Maternal love pushes women to be stronger, determined and more courageous than they dreamed possible. They seek recovery for the sake of their children.

Eating Disorder Story

At a garden party last week end where most of the guests were new parents I heard one mother (I'll call her Alicia)  voice concerns I hadn't considered. I felt startled and humbled by my own thinking deficit.

She spoke to me about a situation I am not likely to see in my practice. Alicia's little girl, Mandy, is three years old. One of Mandy's best friends from school is being raised by a mother Alicia says has an obvious eating disorder.

Mandy's friend, also three years old, worries about carbohydrates and about getting fat. Alicia didn't t want that influence on Mandy and was struggling with the idea of breaking up the friendship between these children.
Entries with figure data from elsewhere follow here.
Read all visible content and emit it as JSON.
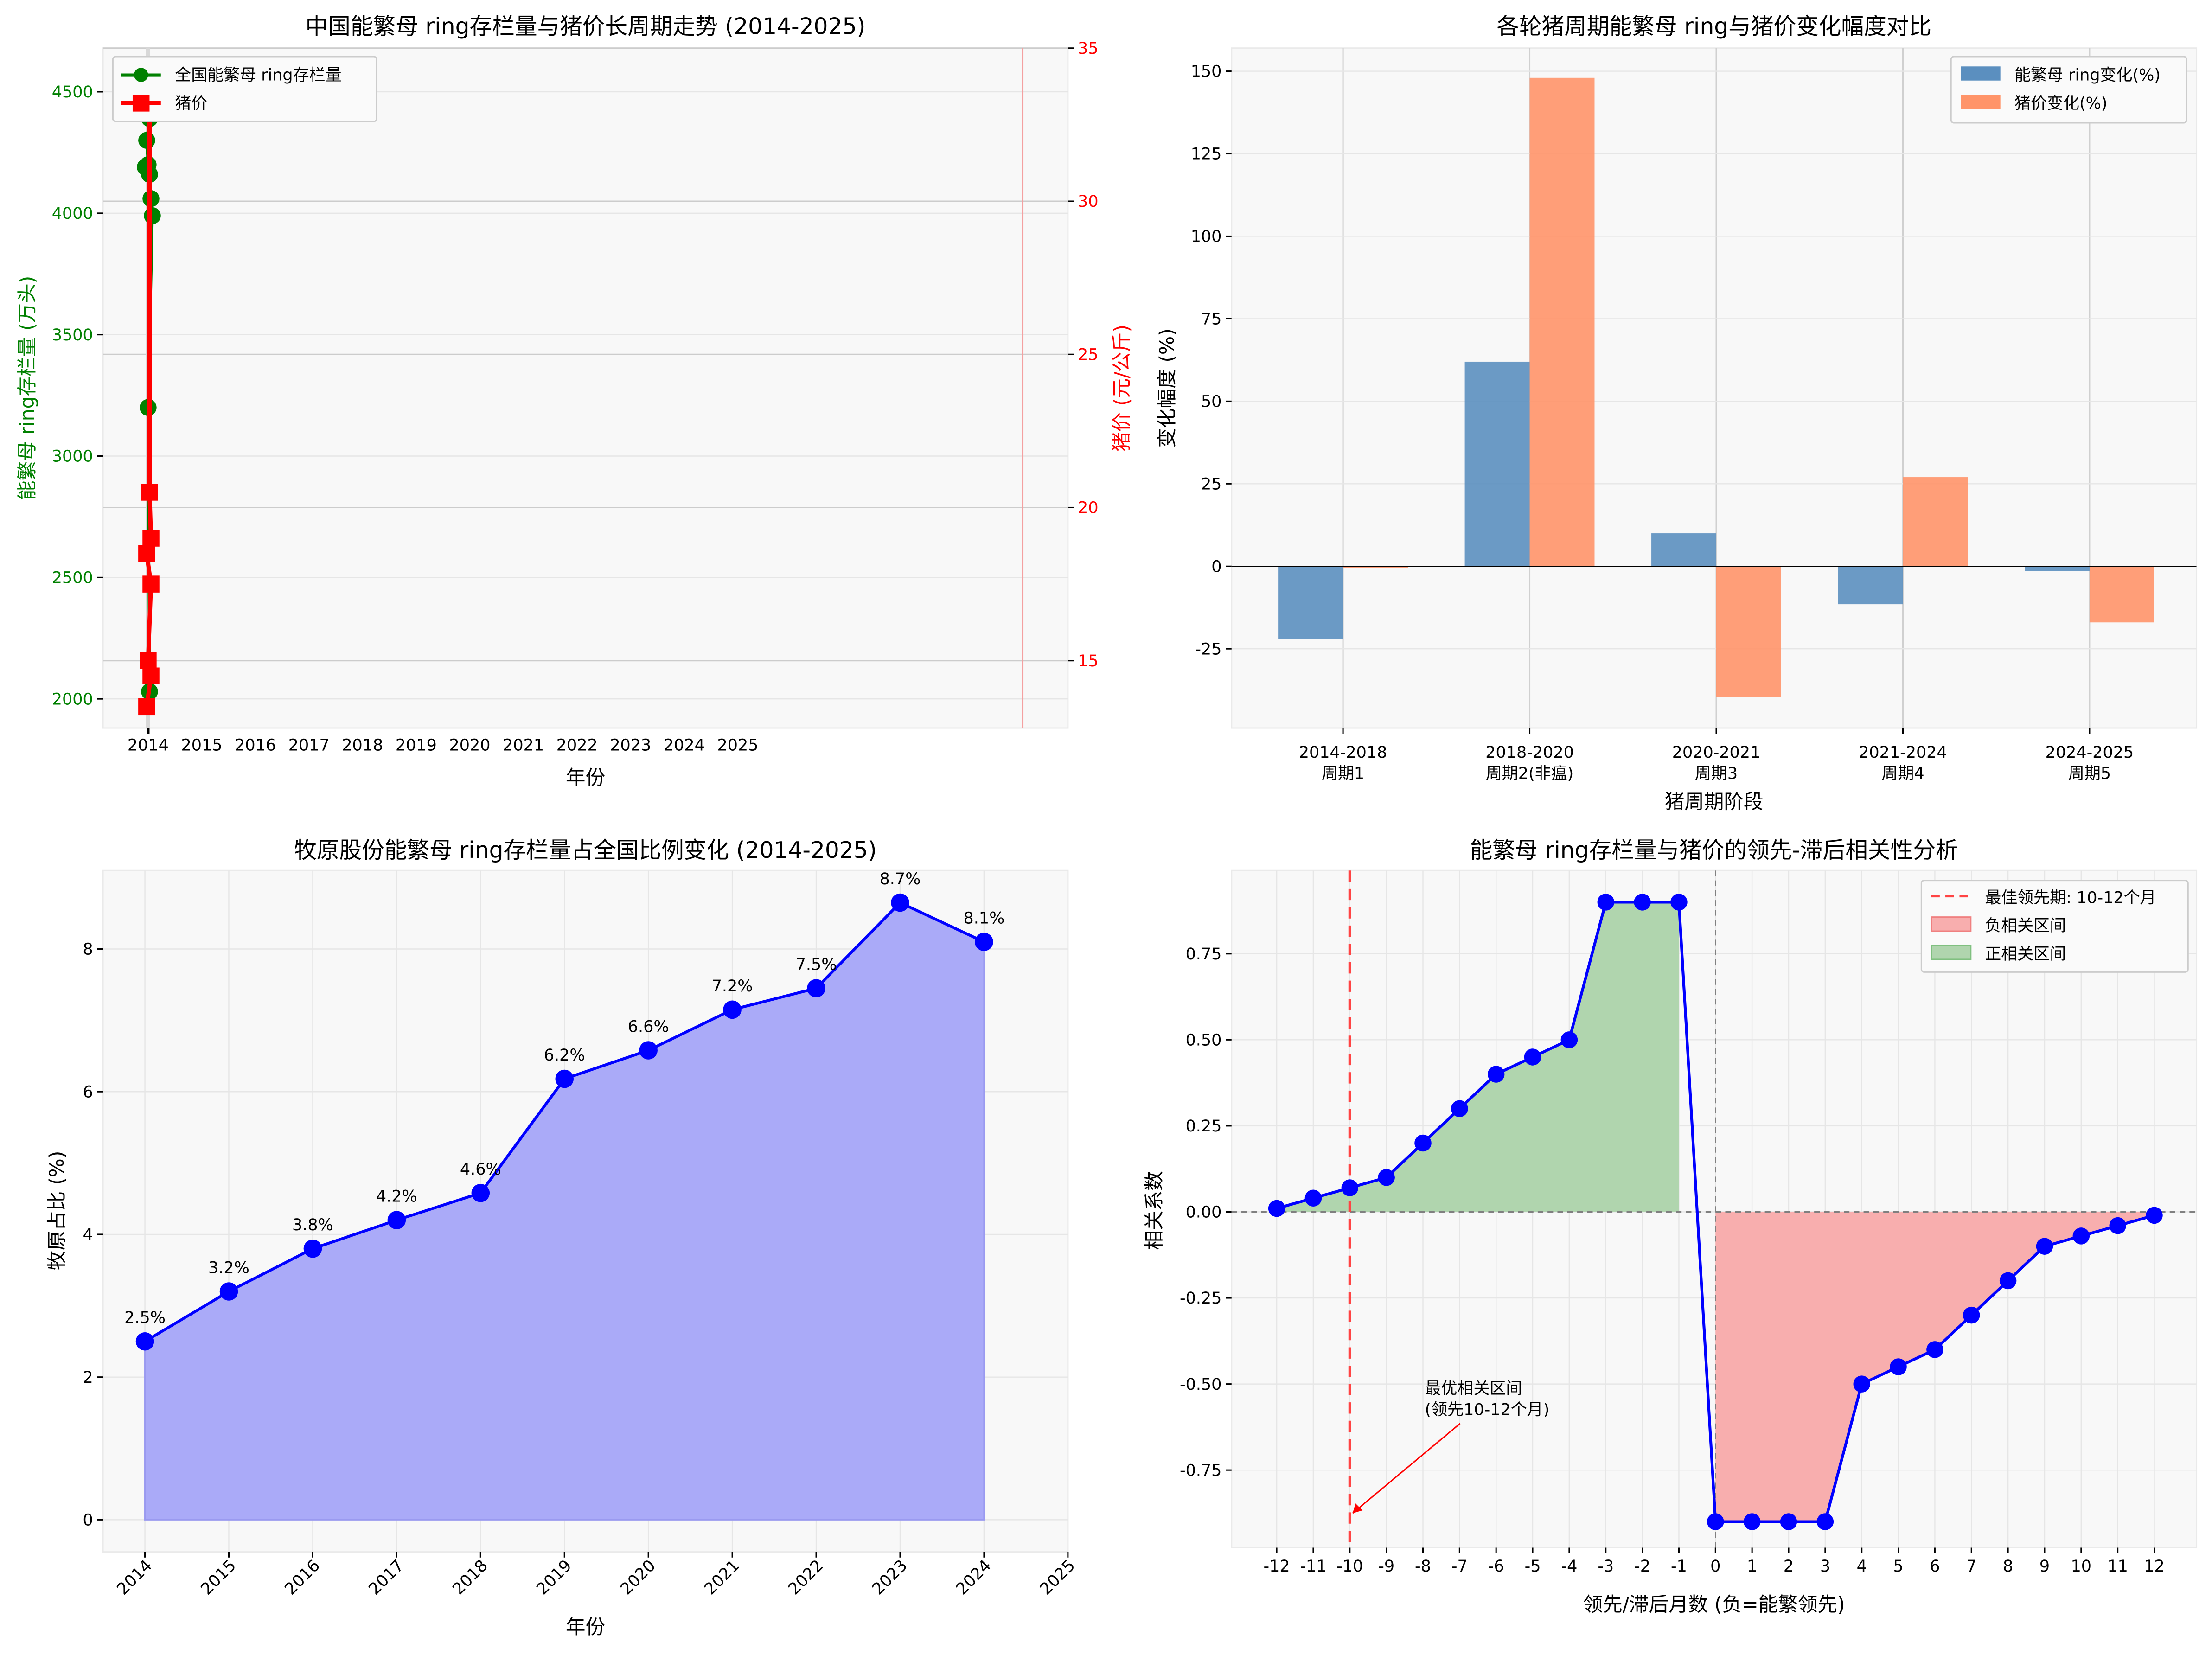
{
  "chart_data": [
    {
      "type": "line",
      "title": "中国能繁母 ring存栏量与猪价长周期走势 (2014-2025)",
      "xlabel": "年份",
      "ylabel": "能繁母 ring存栏量 (万头)",
      "ylabel_right": "猪价 (元/公斤)",
      "x_tick_labels": [
        "2014",
        "2015",
        "2016",
        "2017",
        "2018",
        "2019",
        "2020",
        "2021",
        "2022",
        "2023",
        "2024",
        "2025"
      ],
      "ylim": [
        1880,
        4680
      ],
      "ylim_right": [
        12.8,
        35
      ],
      "y_ticks": [
        2000,
        2500,
        3000,
        3500,
        4000,
        4500
      ],
      "y_ticks_right": [
        15,
        20,
        25,
        30,
        35
      ],
      "grid": true,
      "legend": "top-left",
      "colors": {
        "sows": "#008000",
        "price": "#ff0000",
        "vline": "#f4a0a0"
      },
      "series": [
        {
          "name": "全国能繁母 ring存栏量",
          "axis": "left",
          "values": [
            4580,
            4390,
            4300,
            4200,
            4190,
            4160,
            4060,
            3990,
            3200,
            2030
          ]
        },
        {
          "name": "猪价",
          "axis": "right",
          "values": [
            34,
            33.2,
            20.5,
            19,
            18.5,
            17.5,
            15,
            14.5,
            13.5
          ]
        }
      ]
    },
    {
      "type": "bar",
      "title": "各轮猪周期能繁母 ring与猪价变化幅度对比",
      "xlabel": "猪周期阶段",
      "ylabel": "变化幅度 (%)",
      "categories": [
        [
          "2014-2018",
          "周期1"
        ],
        [
          "2018-2020",
          "周期2(非瘟)"
        ],
        [
          "2020-2021",
          "周期3"
        ],
        [
          "2021-2024",
          "周期4"
        ],
        [
          "2024-2025",
          "周期5"
        ]
      ],
      "ylim": [
        -49,
        157
      ],
      "y_ticks": [
        -25,
        0,
        25,
        50,
        75,
        100,
        125,
        150
      ],
      "legend": "top-right",
      "series": [
        {
          "name": "能繁母 ring变化(%)",
          "color": "#5b8fbf",
          "values": [
            -22,
            62,
            10,
            -11.5,
            -1.5
          ]
        },
        {
          "name": "猪价变化(%)",
          "color": "#ff9469",
          "values": [
            -0.5,
            148,
            -39.5,
            27,
            -17
          ]
        }
      ]
    },
    {
      "type": "area",
      "title": "牧原股份能繁母 ring存栏量占全国比例变化 (2014-2025)",
      "xlabel": "年份",
      "ylabel": "牧原占比 (%)",
      "x": [
        2014,
        2015,
        2016,
        2017,
        2018,
        2019,
        2020,
        2021,
        2022,
        2023,
        2024
      ],
      "values": [
        2.5,
        3.2,
        3.8,
        4.2,
        4.58,
        6.18,
        6.58,
        7.15,
        7.45,
        8.65,
        8.1
      ],
      "data_labels": [
        "2.5%",
        "3.2%",
        "3.8%",
        "4.2%",
        "4.6%",
        "6.2%",
        "6.6%",
        "7.2%",
        "7.5%",
        "8.7%",
        "8.1%"
      ],
      "x_ticks": [
        2014,
        2015,
        2016,
        2017,
        2018,
        2019,
        2020,
        2021,
        2022,
        2023,
        2024,
        2025
      ],
      "xlim": [
        2013.5,
        2025
      ],
      "ylim": [
        -0.45,
        9.1
      ],
      "y_ticks": [
        0,
        2,
        4,
        6,
        8
      ],
      "colors": {
        "line": "#0000ff",
        "fill": "#aaaaf8"
      }
    },
    {
      "type": "line",
      "title": "能繁母 ring存栏量与猪价的领先-滞后相关性分析",
      "xlabel": "领先/滞后月数 (负=能繁领先)",
      "ylabel": "相关系数",
      "x": [
        -12,
        -11,
        -10,
        -9,
        -8,
        -7,
        -6,
        -5,
        -4,
        -3,
        -2,
        -1,
        0,
        1,
        2,
        3,
        4,
        5,
        6,
        7,
        8,
        9,
        10,
        11,
        12
      ],
      "values": [
        0.01,
        0.04,
        0.07,
        0.1,
        0.2,
        0.3,
        0.4,
        0.45,
        0.5,
        0.9,
        0.9,
        0.9,
        -0.9,
        -0.9,
        -0.9,
        -0.9,
        -0.5,
        -0.45,
        -0.4,
        -0.3,
        -0.2,
        -0.1,
        -0.07,
        -0.04,
        -0.01
      ],
      "ylim": [
        -1.0,
        0.99
      ],
      "y_ticks": [
        -0.75,
        -0.5,
        -0.25,
        0,
        0.25,
        0.5,
        0.75
      ],
      "y_tick_labels": [
        "-0.75",
        "-0.50",
        "-0.25",
        "0.00",
        "0.25",
        "0.50",
        "0.75"
      ],
      "legend": "top-right",
      "legend_entries": [
        "最佳领先期: 10-12个月",
        "负相关区间",
        "正相关区间"
      ],
      "best_lead_x": -10,
      "annotation": {
        "lines": [
          "最优相关区间",
          "(领先10-12个月)"
        ],
        "points_to": [
          -10,
          -0.9
        ]
      },
      "colors": {
        "line": "#0000ff",
        "positive": "#b0d5ae",
        "negative": "#f8aeae",
        "vline": "#ff4444"
      }
    }
  ]
}
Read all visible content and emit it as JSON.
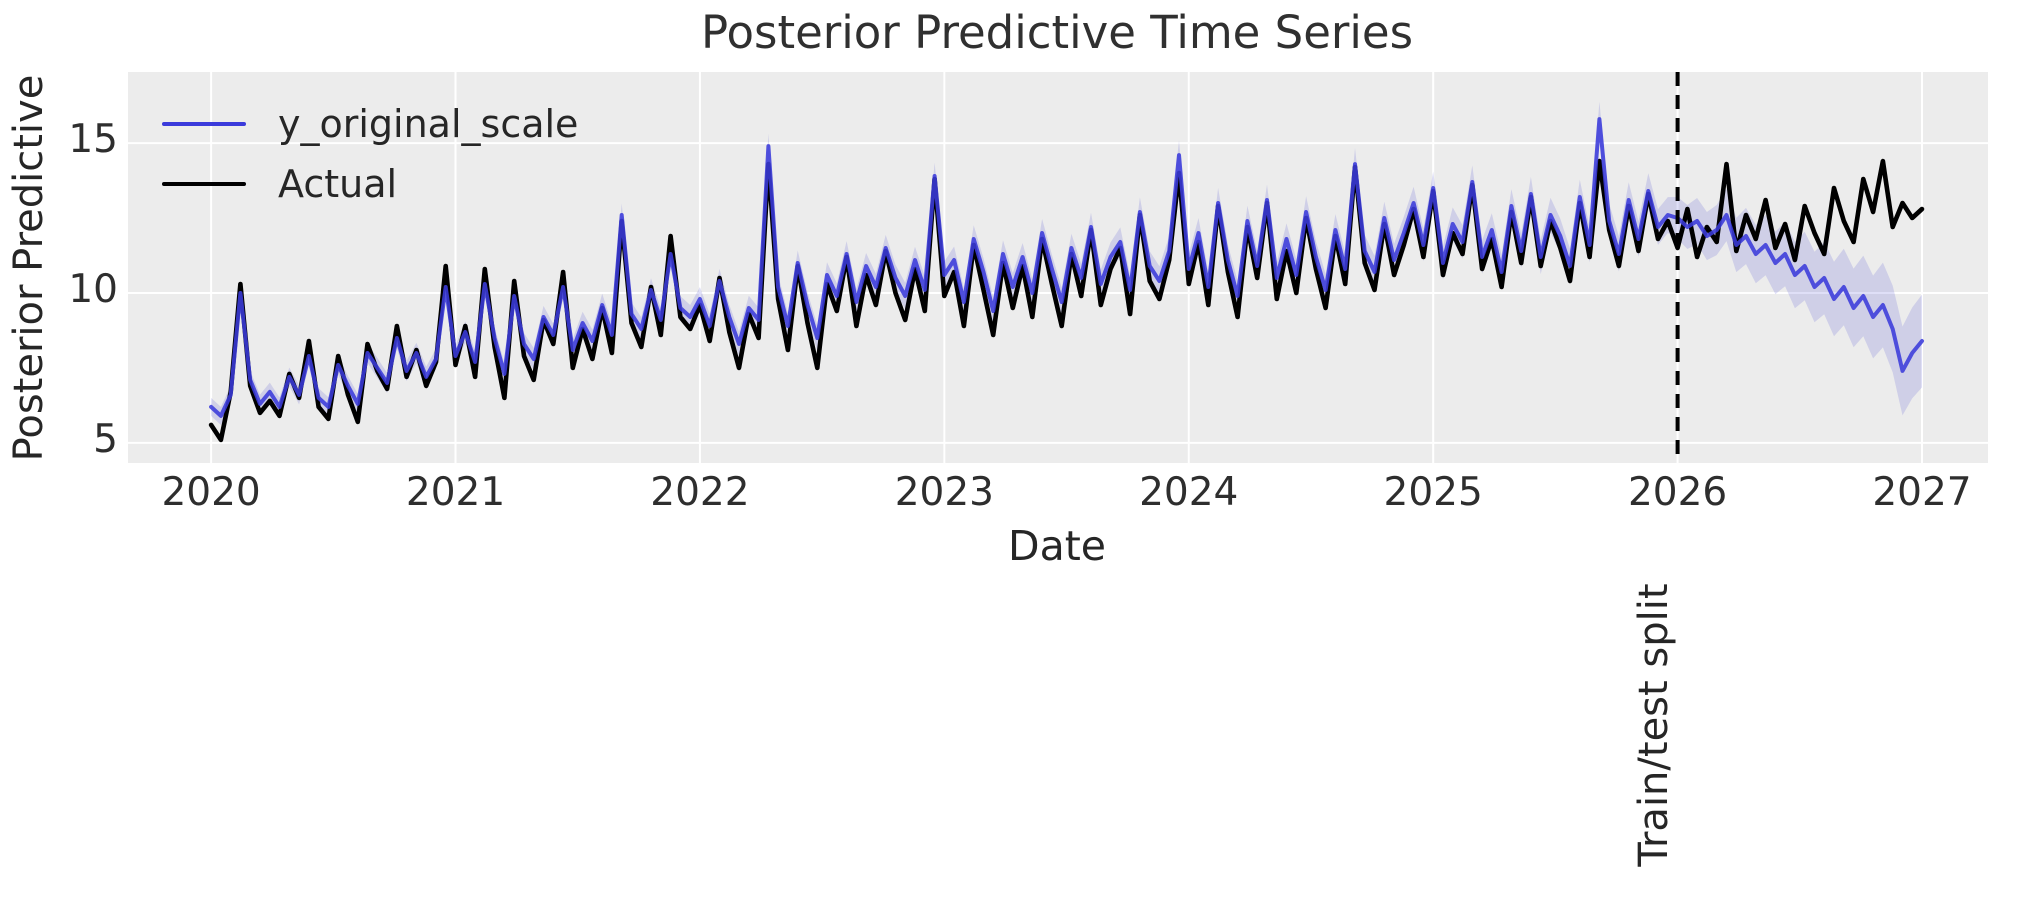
{
  "chart_data": {
    "type": "line",
    "title": "Posterior Predictive Time Series",
    "xlabel": "Date",
    "ylabel": "Posterior Predictive",
    "x_tick_labels": [
      "2020",
      "2021",
      "2022",
      "2023",
      "2024",
      "2025",
      "2026",
      "2027"
    ],
    "x_ticks": [
      2020,
      2021,
      2022,
      2023,
      2024,
      2025,
      2026,
      2027
    ],
    "y_tick_labels": [
      "5",
      "10",
      "15"
    ],
    "y_ticks": [
      5,
      10,
      15
    ],
    "xlim": [
      2019.66,
      2027.27
    ],
    "ylim": [
      4.33,
      17.37
    ],
    "grid": true,
    "legend_position": "upper-left",
    "colors": {
      "plot_background": "#ececec",
      "gridline": "#ffffff",
      "text": "#262626",
      "predicted_line": "#3b3bdb",
      "actual_line": "#000000",
      "band_fill": "#5050d2",
      "vline": "#000000"
    },
    "x_start": 2020.0,
    "x_step": 0.04,
    "series": [
      {
        "name": "y_original_scale",
        "color": "#3b3bdb",
        "width": 4,
        "values": [
          6.2,
          5.9,
          6.6,
          10.0,
          7.1,
          6.3,
          6.7,
          6.2,
          7.2,
          6.6,
          7.9,
          6.5,
          6.2,
          7.6,
          6.9,
          6.3,
          8.0,
          7.5,
          7.0,
          8.5,
          7.4,
          8.0,
          7.2,
          7.8,
          10.2,
          7.9,
          8.7,
          7.7,
          10.3,
          8.5,
          7.3,
          9.9,
          8.3,
          7.8,
          9.2,
          8.6,
          10.2,
          8.1,
          9.0,
          8.4,
          9.6,
          8.6,
          12.6,
          9.3,
          8.8,
          10.1,
          9.1,
          11.3,
          9.5,
          9.2,
          9.8,
          8.9,
          10.4,
          9.2,
          8.3,
          9.5,
          9.1,
          14.9,
          10.2,
          8.9,
          11.0,
          9.6,
          8.5,
          10.6,
          9.9,
          11.3,
          9.7,
          10.9,
          10.2,
          11.5,
          10.5,
          9.9,
          11.1,
          10.1,
          13.9,
          10.6,
          11.1,
          9.7,
          11.8,
          10.7,
          9.4,
          11.3,
          10.2,
          11.2,
          10.0,
          12.0,
          10.8,
          9.7,
          11.5,
          10.5,
          12.2,
          10.3,
          11.2,
          11.7,
          10.1,
          12.7,
          10.9,
          10.4,
          11.4,
          14.6,
          10.8,
          12.0,
          10.2,
          13.0,
          11.1,
          9.9,
          12.4,
          10.9,
          13.1,
          10.5,
          11.8,
          10.6,
          12.7,
          11.2,
          10.1,
          12.1,
          10.8,
          14.3,
          11.4,
          10.7,
          12.5,
          11.1,
          12.0,
          13.0,
          11.6,
          13.5,
          11.0,
          12.3,
          11.7,
          13.7,
          11.2,
          12.1,
          10.7,
          12.9,
          11.4,
          13.3,
          11.2,
          12.6,
          11.9,
          10.9,
          13.2,
          11.6,
          15.8,
          12.4,
          11.3,
          13.1,
          11.8,
          13.4,
          12.2,
          12.6,
          12.5,
          12.2,
          12.4,
          11.9,
          12.1,
          12.6,
          11.6,
          11.9,
          11.3,
          11.6,
          11.0,
          11.3,
          10.6,
          10.9,
          10.2,
          10.5,
          9.8,
          10.2,
          9.5,
          9.9,
          9.2,
          9.6,
          8.8,
          7.4,
          8.0,
          8.4
        ]
      },
      {
        "name": "Actual",
        "color": "#000000",
        "width": 4.6,
        "values": [
          5.6,
          5.1,
          6.7,
          10.3,
          6.9,
          6.0,
          6.4,
          5.9,
          7.3,
          6.5,
          8.4,
          6.2,
          5.8,
          7.9,
          6.6,
          5.7,
          8.3,
          7.4,
          6.8,
          8.9,
          7.2,
          8.1,
          6.9,
          7.7,
          10.9,
          7.6,
          8.9,
          7.2,
          10.8,
          8.2,
          6.5,
          10.4,
          7.9,
          7.1,
          9.1,
          8.3,
          10.7,
          7.5,
          8.8,
          7.8,
          9.5,
          8.0,
          12.4,
          9.0,
          8.2,
          10.2,
          8.6,
          11.9,
          9.2,
          8.8,
          9.6,
          8.4,
          10.5,
          8.7,
          7.5,
          9.3,
          8.5,
          14.3,
          9.8,
          8.1,
          10.9,
          9.0,
          7.5,
          10.3,
          9.4,
          11.2,
          8.9,
          10.6,
          9.6,
          11.4,
          10.0,
          9.1,
          10.8,
          9.4,
          13.8,
          9.9,
          10.7,
          8.9,
          11.6,
          10.1,
          8.6,
          11.0,
          9.5,
          10.9,
          9.2,
          11.8,
          10.3,
          8.9,
          11.3,
          9.9,
          12.1,
          9.6,
          10.8,
          11.5,
          9.3,
          12.6,
          10.4,
          9.8,
          11.1,
          14.0,
          10.3,
          11.7,
          9.6,
          12.9,
          10.7,
          9.2,
          12.2,
          10.5,
          13.0,
          9.8,
          11.4,
          10.0,
          12.5,
          10.8,
          9.5,
          11.9,
          10.3,
          14.2,
          11.0,
          10.1,
          12.3,
          10.6,
          11.6,
          12.8,
          11.2,
          13.4,
          10.6,
          12.0,
          11.3,
          13.6,
          10.8,
          11.8,
          10.2,
          12.7,
          11.0,
          13.2,
          10.9,
          12.4,
          11.5,
          10.4,
          13.0,
          11.2,
          14.4,
          12.1,
          10.9,
          12.9,
          11.4,
          13.3,
          11.8,
          12.4,
          11.5,
          12.8,
          11.2,
          12.2,
          11.7,
          14.3,
          11.4,
          12.6,
          11.8,
          13.1,
          11.5,
          12.3,
          11.1,
          12.9,
          12.0,
          11.3,
          13.5,
          12.4,
          11.7,
          13.8,
          12.7,
          14.4,
          12.2,
          13.0,
          12.5,
          12.8
        ]
      }
    ],
    "band": {
      "applies_to": "y_original_scale",
      "fill_color": "#5050d2",
      "fill_opacity": 0.18,
      "train_halfwidth_base": 0.3,
      "train_halfwidth_growth_per_year": 0.05,
      "test_halfwidth_base": 0.7,
      "test_halfwidth_growth_per_year": 0.85
    },
    "vline": {
      "x": 2026.0,
      "label": "Train/test split",
      "style": "dashed",
      "color": "#000000"
    }
  }
}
She plans to put an end to play-dates because she doesn't want Mandy caught up in eating disorder thinking.

Protecting children from eating disorders

I can appreciate Alicia's concerns for her child Can't you?  Eating disorder thinking and behaviors are beginning in children at increasingly younger ages. My hunch is that the mother with the eating disorder does not know her illness is apparent. She may not recognize that she is contributing to building an eating disorder mindset in her child beause that thinking is so routine for her. I think she would be horrified to know her illness is having a powerful effect on her young daughter's emotions, thinking, behavior and social relationships.

  1. Have you been affected by someone else's bulimia or anorexia or binge eating?
  2. Have you seen children pulled into eating disorder thinking and behavior at early ages?
  3. If you are a mother with an eating disorder, have you seen the effect of your disorder on your child?

Considering these questions and exploring possible answers honestly can be helpful to your own recovery. And your recovery is a powerful and beautiful healing influence on the people in your life, especially your children.